Naan-- Indian Flat Bread

This is honestly the best bread EVER! You have to eat it right out of the oven, brushed with garlic butter. I tried it with chicken Masala last week, but I think I'd definitely prefer it with the creamy sauce of chicken curry next time.

Naan Flat Bread

14 ounces (about 2 3/4 cups) all-purpose flour, plus more for dusting
1/2 teaspoon salt
1 teaspoon baking powder
2 teaspoons sugar
2 teaspoons instant yeast
1 egg
1/2 cup plain lowfat yogurt (I only had vanilla yogurt and while it sounds like a bad substitution, I used it and the bread tasted fabulous!)
1/2 cup milk

In the bowl of a stand mixer, stir together the flour, salt, baking powder, sugar, and yeast (don't activate yeast ahead of time).
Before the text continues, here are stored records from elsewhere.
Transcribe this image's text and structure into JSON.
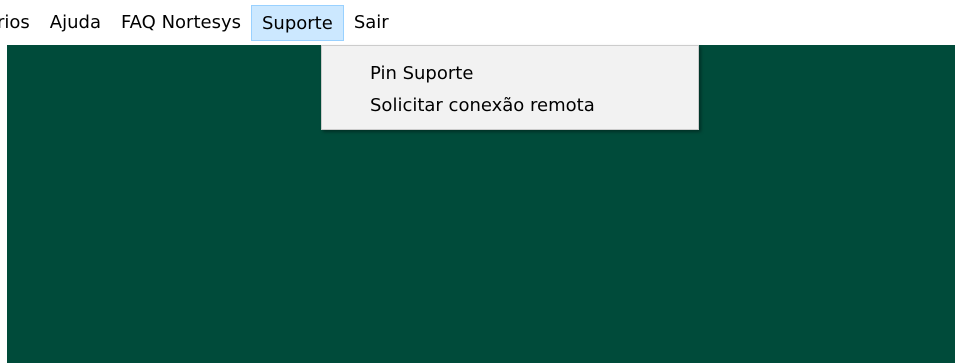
{
  "menubar": {
    "items": [
      {
        "label": "rios"
      },
      {
        "label": "Ajuda"
      },
      {
        "label": "FAQ Nortesys"
      },
      {
        "label": "Suporte"
      },
      {
        "label": "Sair"
      }
    ],
    "active_item": "Suporte"
  },
  "dropdown": {
    "items": [
      {
        "label": "Pin Suporte"
      },
      {
        "label": "Solicitar conexão remota"
      }
    ]
  },
  "colors": {
    "workspace_background": "#004b3a",
    "menu_highlight": "#cce8ff",
    "menu_highlight_border": "#99d1ff",
    "dropdown_background": "#f2f2f2"
  }
}
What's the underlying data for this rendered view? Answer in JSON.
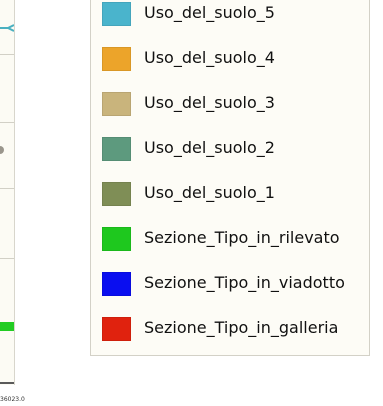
{
  "map": {
    "coordinate_fragment": "36023.0",
    "mark_colors": {
      "teal": "#4ab0c0",
      "green": "#22cc22"
    }
  },
  "legend": {
    "items": [
      {
        "label": "Uso_del_suolo_5",
        "color": "#4ab4cc"
      },
      {
        "label": "Uso_del_suolo_4",
        "color": "#eca42a"
      },
      {
        "label": "Uso_del_suolo_3",
        "color": "#c9b47c"
      },
      {
        "label": "Uso_del_suolo_2",
        "color": "#5d9a7e"
      },
      {
        "label": "Uso_del_suolo_1",
        "color": "#7f8e56"
      },
      {
        "label": "Sezione_Tipo_in_rilevato",
        "color": "#1ec81e"
      },
      {
        "label": "Sezione_Tipo_in_viadotto",
        "color": "#0a0ef0"
      },
      {
        "label": "Sezione_Tipo_in_galleria",
        "color": "#e0220e"
      }
    ]
  }
}
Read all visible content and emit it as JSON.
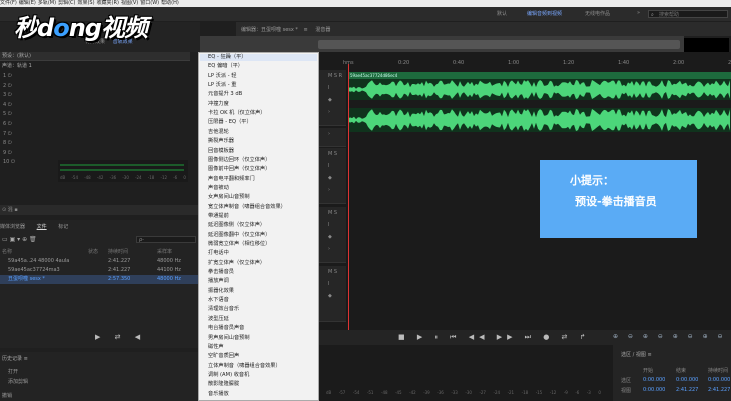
{
  "menubar": [
    "文件(F)",
    "编辑(E)",
    "多轨(M)",
    "剪辑(C)",
    "效果(S)",
    "收藏夹(R)",
    "视图(V)",
    "窗口(W)",
    "帮助(H)"
  ],
  "toolbar": {
    "workspaces": [
      "默认",
      "编辑音频到视频",
      "无线电作品"
    ],
    "active_workspace": "编辑音频到视频",
    "more": "»",
    "search_placeholder": "搜索帮助"
  },
  "logo": {
    "part1": "秒",
    "part2": "d",
    "part3": "o",
    "part4": "ng",
    "part5": "视频"
  },
  "left_panel": {
    "tabs": [
      "特殊效果",
      "音轨效果"
    ],
    "preset_label": "预设：(默认)",
    "channel_label": "声道：轨道 1",
    "slots": [
      "1",
      "2",
      "3",
      "4",
      "5",
      "6",
      "7",
      "8",
      "9",
      "10"
    ],
    "meter_ticks": [
      "dB",
      "-54",
      "-48",
      "-42",
      "-36",
      "-30",
      "-24",
      "-18",
      "-12",
      "-6",
      "0"
    ],
    "strip_label": "⊙ 混 ▪"
  },
  "files": {
    "tabs": [
      "媒体浏览器",
      "文件",
      "标记"
    ],
    "active_tab": "文件",
    "search_placeholder": "ρ-",
    "headers": [
      "名称",
      "状态",
      "持续时间",
      "采样率"
    ],
    "rows": [
      {
        "name": "59a45a..24 48000 4aula",
        "status": "",
        "duration": "2:41.227",
        "rate": "48000 Hz"
      },
      {
        "name": "59ae45ac37724ma3",
        "status": "",
        "duration": "2:41.227",
        "rate": "44100 Hz"
      },
      {
        "name": "丑蛋呗噬 sesx *",
        "status": "",
        "duration": "2:57.350",
        "rate": "48000 Hz"
      }
    ],
    "transport": "▶ ⇄ ◀"
  },
  "history": {
    "title": "历史记录 ≡",
    "items": [
      "打开",
      "添加剪辑"
    ],
    "footer": "撤销"
  },
  "editor": {
    "tabs": [
      "编辑器：丑蛋呗噬 sesx *",
      "≡",
      "混音器"
    ],
    "active_tab": "编辑器：丑蛋呗噬 sesx *",
    "ruler": [
      "hms",
      "0:20",
      "0:40",
      "1:00",
      "1:20",
      "1:40",
      "2:00",
      "2:20"
    ],
    "clip_label": "59ae45ac37724d86ec4",
    "track_controls": [
      "M",
      "S",
      "R",
      "I",
      "◆"
    ]
  },
  "tip": {
    "line1": "小提示：",
    "line2": "预设-拳击播音员"
  },
  "transport": {
    "buttons": "■ ▶ ⏸ ⏮ ◀◀ ▶▶ ⏭ ● ⇄ ↱",
    "zoom": "⊕ ⊖ ⊕ ⊖ ⊕ ⊖ ⊕ ⊖"
  },
  "bottom_ticks": [
    "dB",
    "-57",
    "-54",
    "-51",
    "-48",
    "-45",
    "-42",
    "-39",
    "-36",
    "-33",
    "-30",
    "-27",
    "-24",
    "-21",
    "-18",
    "-15",
    "-12",
    "-9",
    "-6",
    "-3",
    "0"
  ],
  "selection_view": {
    "title": "选区 / 视图 ≡",
    "headers": [
      "开始",
      "结束",
      "持续时间"
    ],
    "selection": {
      "label": "选区",
      "start": "0:00.000",
      "end": "0:00.000",
      "duration": "0:00.000"
    },
    "view": {
      "label": "视图",
      "start": "0:00.000",
      "end": "2:41.227",
      "duration": "2:41.227"
    }
  },
  "dropdown": {
    "items": [
      "EQ - 狂躁（平）",
      "EQ 偏暗（平）",
      "LP 沃派 - 轻",
      "LP 沃派 - 重",
      "元音提升 3 dB",
      "冲撞力度",
      "卡拉 OK 机（仅立体声）",
      "压限器 - EQ（平）",
      "吉他混轮",
      "撕裂声乐器",
      "回音模板器",
      "图像侧边回环（仅立体声）",
      "图像前中回声（仅立体声）",
      "声音电平翻和频率门",
      "声音被动",
      "女声房间山音预制",
      "宽立体声制音（啸器组合音效果）",
      "带通提前",
      "延迟图像侧（仅立体声）",
      "延迟图像翻中（仅立体声）",
      "微弱宽立体声（相位移位）",
      "打电话中",
      "扩宽立体声（仅立体声）",
      "拳击播音员",
      "播放声调",
      "振器化效果",
      "水下语音",
      "清理效台音乐",
      "波型压延",
      "电台播音员声音",
      "男声房间山音预制",
      "磁性声",
      "空旷音质回声",
      "立体声制音（啸器组合音效果）",
      "调制 (AM) 收音机",
      "散影隆隆朦胧",
      "音乐播放"
    ]
  }
}
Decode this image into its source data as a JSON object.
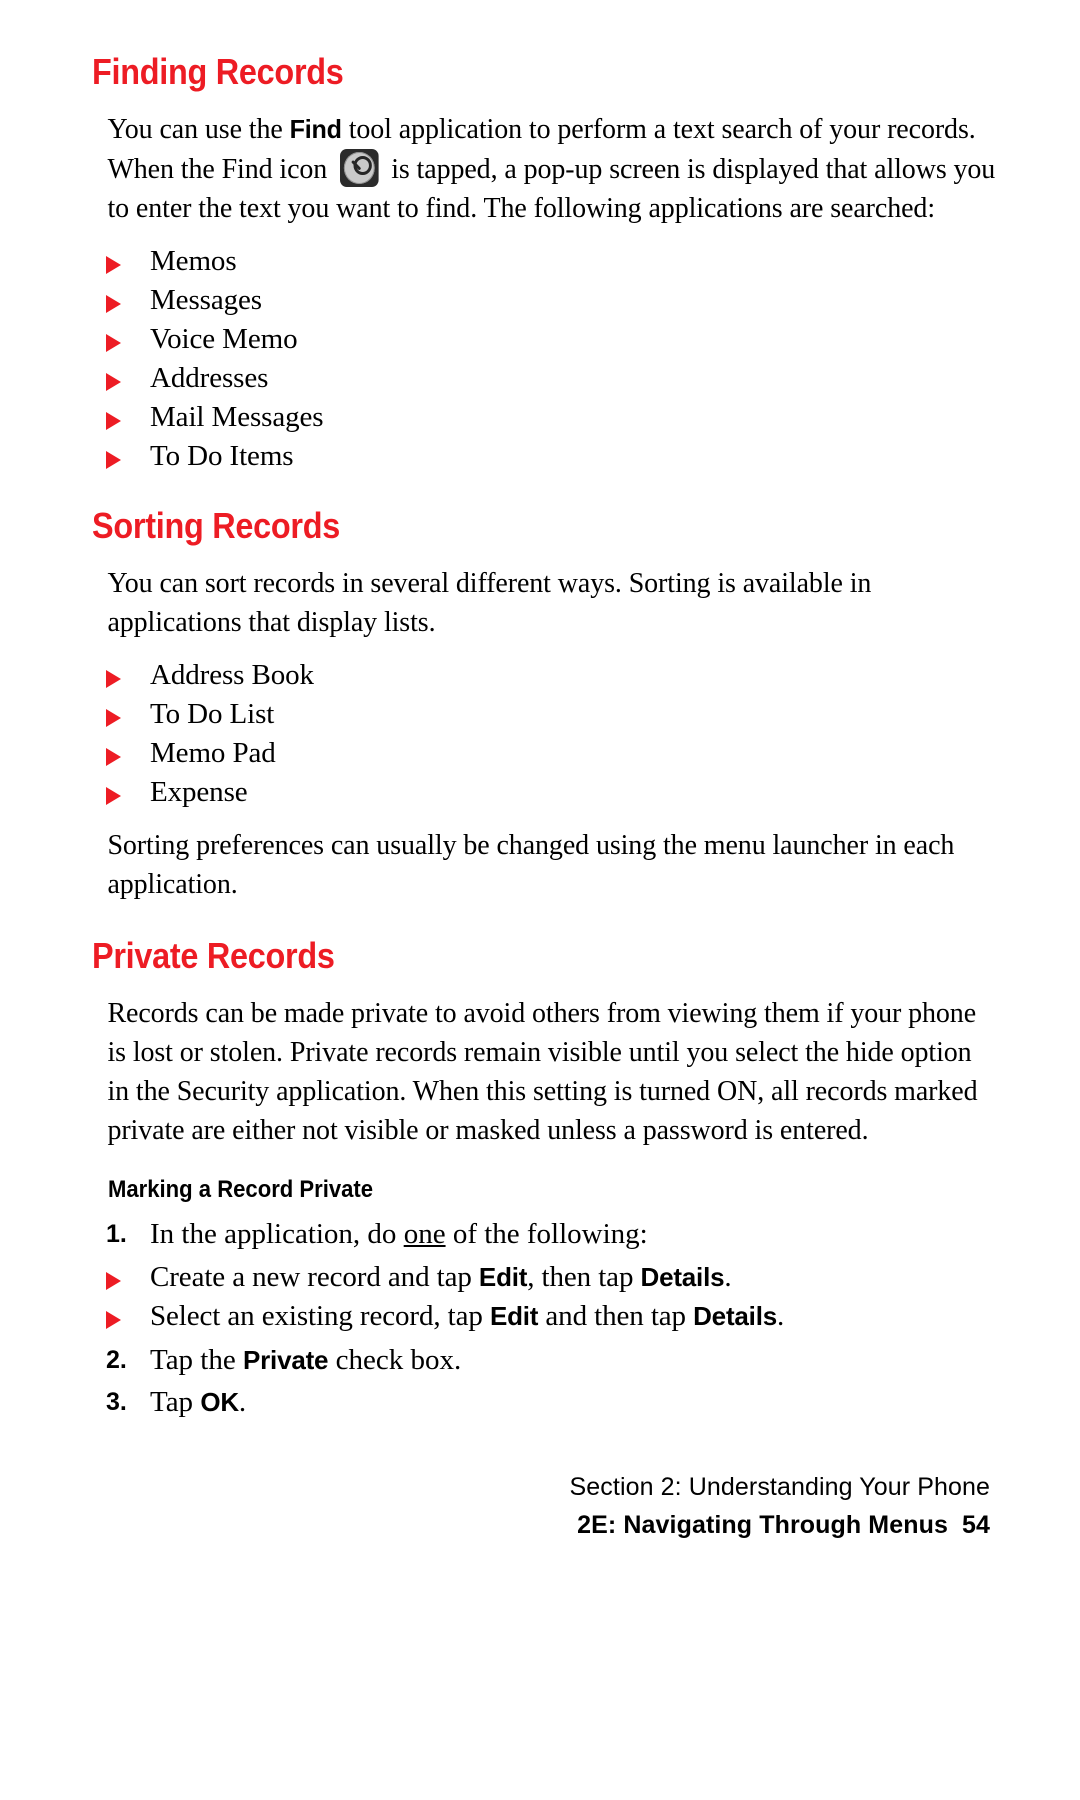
{
  "colors": {
    "heading_red": "#ed1c24",
    "bullet_red": "#ed1c24",
    "text_black": "#000000",
    "page_background": "#ffffff",
    "icon_background": "#2b2b2b",
    "icon_disc": "#c9c9c9"
  },
  "sections": {
    "finding": {
      "heading": "Finding Records",
      "intro": {
        "part1": "You can use the ",
        "term1": "Find",
        "part2": " tool application to perform a text search of your records. When the Find icon ",
        "icon_name": "find-icon",
        "part3": " is tapped, a pop-up screen is displayed that allows you to enter the text you want to find. The following applications are searched:"
      },
      "bullets": [
        "Memos",
        "Messages",
        "Voice Memo",
        "Addresses",
        "Mail Messages",
        "To Do Items"
      ]
    },
    "sorting": {
      "heading": "Sorting Records",
      "intro": "You can sort records in several different ways. Sorting is available in applications that display lists.",
      "bullets": [
        "Address Book",
        "To Do List",
        "Memo Pad",
        "Expense"
      ],
      "outro": "Sorting preferences can usually be changed using the menu launcher in each application."
    },
    "private": {
      "heading": "Private Records",
      "intro": "Records can be made private to avoid others from viewing them if your phone is lost or stolen. Private records remain visible until you select the hide option in the Security application. When this setting is turned ON, all records marked private are either not visible or masked unless a password is entered.",
      "subheading": "Marking a Record Private",
      "steps": [
        {
          "number": "1.",
          "pre": "In the application, do ",
          "underlined": "one",
          "post": " of the following:"
        },
        {
          "number": "2.",
          "pre": "Tap the ",
          "term": "Private",
          "post": " check box."
        },
        {
          "number": "3.",
          "pre": "Tap ",
          "term": "OK",
          "post": "."
        }
      ],
      "sub_bullets": [
        {
          "part1": "Create a new record and tap ",
          "term1": "Edit",
          "part2": ", then tap ",
          "term2": "Details",
          "part3": "."
        },
        {
          "part1": "Select an existing record, tap ",
          "term1": "Edit",
          "part2": " and then tap ",
          "term2": "Details",
          "part3": "."
        }
      ]
    }
  },
  "footer": {
    "line1": "Section 2: Understanding Your Phone",
    "line2": "2E: Navigating Through Menus",
    "page_number": "54"
  }
}
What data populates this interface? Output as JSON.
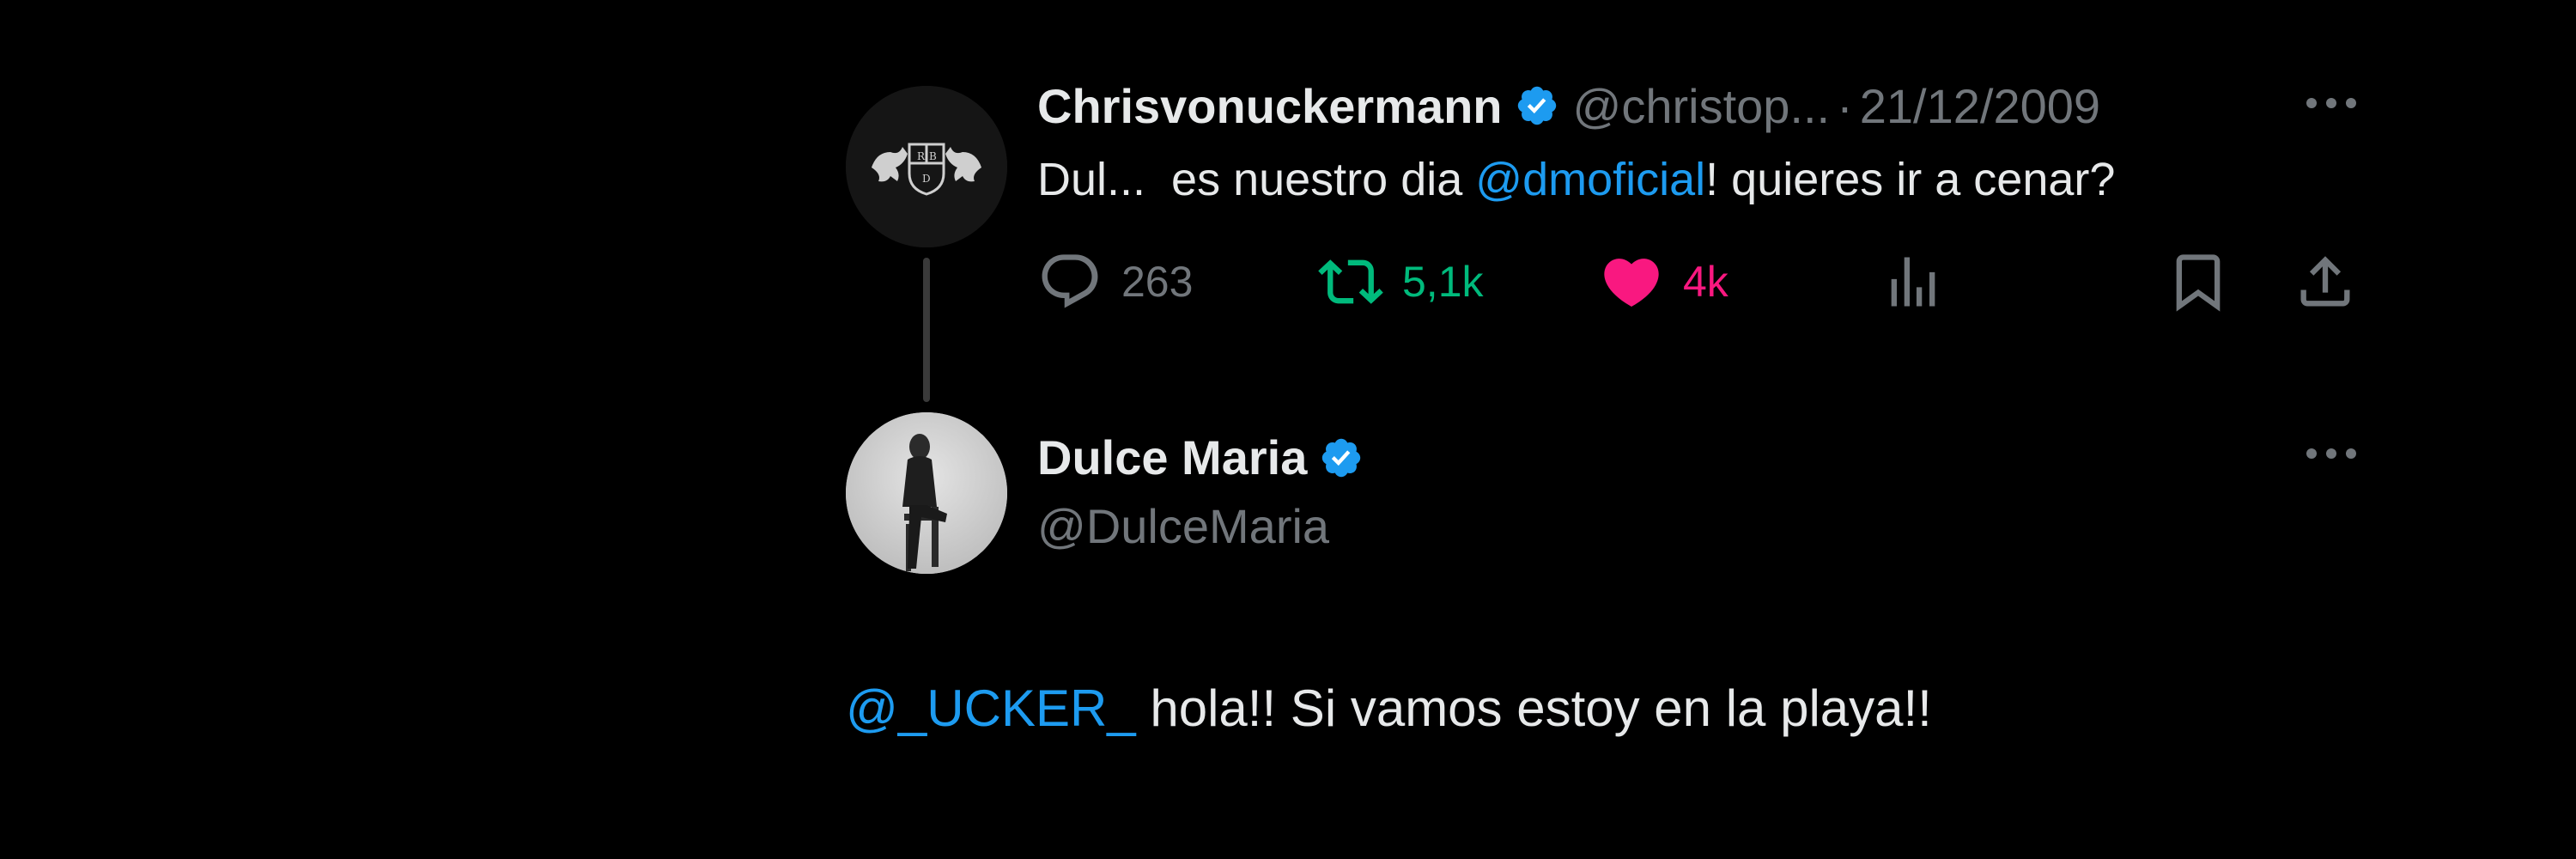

In a small bowl, mix together the egg, yogurt, and milk. Pour the egg mixture into the dry ingredients and stir for about 1 minute, until the dry ingredients are completely incorporated into the wet ingredients. Increase machine speed and knead the dough until it is smooth and shiny. Remove the bowl from the mixer and cover with a towel. Leave in a warm place to rise until the dough doubles in size, about an hour.

Preheat the oven to 475 degrees for at least 20 minutes prior to baking. Put a baking stone or heavy baking sheet on the second to lowest rack of your oven to heat before cooking.

Divide the dough into eight pieces and form into teardrop (mine were more like oval) shapes with your hands, about 6 to 8 inches across. Cooka few pieces at a time. Drop the dough onto the hot stone and shut the oven door, watching until they are just starting to turn brown in places, about 3 to 5 minutes.

Remove the naan and lay on a board. Brush lightly with melted butter and garlic powder mixed in. Serve hot with Indian food.